Ocorre que o elenco precisa ser reduzido sob pena de atrapalhar o trabalho do técnico Vagner Benazzi. Em atenção a isso, Vandick decidiu pelos cortes, mas é provável que mude seus planos diante dos apelos por Gaibú. Diego Bispo, beque de poucos recursos remanescente do Campeonato Estadual, também mereceu solidariedade, embora em nível mais discreto.

Aprovação plena recebeu a outra metade da barca. Sem chances de ser aproveitado, Thales sempre foi observado com desconfiança, apesar da recomendação de Givanildo Oliveira. Mais ou menos a mesma situação de Esdras, que jamais se firmou num setor extremamente despovoado de talentos no Paissandu.

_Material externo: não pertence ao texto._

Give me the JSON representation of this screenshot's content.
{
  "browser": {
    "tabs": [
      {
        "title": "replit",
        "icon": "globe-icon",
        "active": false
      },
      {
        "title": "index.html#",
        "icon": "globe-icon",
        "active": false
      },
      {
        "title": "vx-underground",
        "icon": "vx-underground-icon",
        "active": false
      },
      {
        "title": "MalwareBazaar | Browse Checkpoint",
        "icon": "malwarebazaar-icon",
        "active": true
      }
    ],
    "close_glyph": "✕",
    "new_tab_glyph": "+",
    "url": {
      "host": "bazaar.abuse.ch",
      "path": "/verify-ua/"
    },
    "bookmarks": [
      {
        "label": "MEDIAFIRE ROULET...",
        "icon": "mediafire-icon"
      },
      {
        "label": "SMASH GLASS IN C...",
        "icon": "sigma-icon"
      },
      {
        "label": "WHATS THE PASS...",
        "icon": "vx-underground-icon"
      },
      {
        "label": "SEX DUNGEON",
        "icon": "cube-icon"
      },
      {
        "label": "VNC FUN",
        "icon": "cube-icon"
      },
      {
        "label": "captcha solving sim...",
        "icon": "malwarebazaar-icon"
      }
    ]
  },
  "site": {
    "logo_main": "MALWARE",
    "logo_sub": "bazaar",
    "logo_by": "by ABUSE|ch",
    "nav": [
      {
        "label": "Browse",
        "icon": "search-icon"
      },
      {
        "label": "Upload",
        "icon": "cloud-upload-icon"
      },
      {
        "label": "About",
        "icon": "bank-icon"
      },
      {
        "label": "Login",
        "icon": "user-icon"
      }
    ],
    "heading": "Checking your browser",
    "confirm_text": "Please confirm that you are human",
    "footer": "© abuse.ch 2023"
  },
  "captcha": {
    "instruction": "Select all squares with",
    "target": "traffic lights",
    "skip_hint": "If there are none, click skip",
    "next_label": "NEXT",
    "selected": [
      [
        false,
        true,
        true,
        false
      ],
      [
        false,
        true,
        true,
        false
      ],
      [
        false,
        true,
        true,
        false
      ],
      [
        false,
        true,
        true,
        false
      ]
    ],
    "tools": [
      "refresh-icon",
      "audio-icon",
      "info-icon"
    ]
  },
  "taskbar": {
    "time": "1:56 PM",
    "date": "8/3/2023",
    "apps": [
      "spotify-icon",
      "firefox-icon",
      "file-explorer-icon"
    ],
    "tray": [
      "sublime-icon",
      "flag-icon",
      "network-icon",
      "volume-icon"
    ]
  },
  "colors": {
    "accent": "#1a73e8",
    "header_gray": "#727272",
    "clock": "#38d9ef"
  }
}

Na realidade, a folga de uma semana antes do duro compromisso contra o Figueirense permitiu a Benazzi avaliar melhor as condições do elenco. Precisa com urgência achar um time com os atletas disponíveis e sabe da complexidade da tarefa. Prejudicado por uma política equivocada de contratações, que se agravou com as sucessivas mudanças de treinadores, o Paissandu tem excesso de jogadores e carência de qualidade.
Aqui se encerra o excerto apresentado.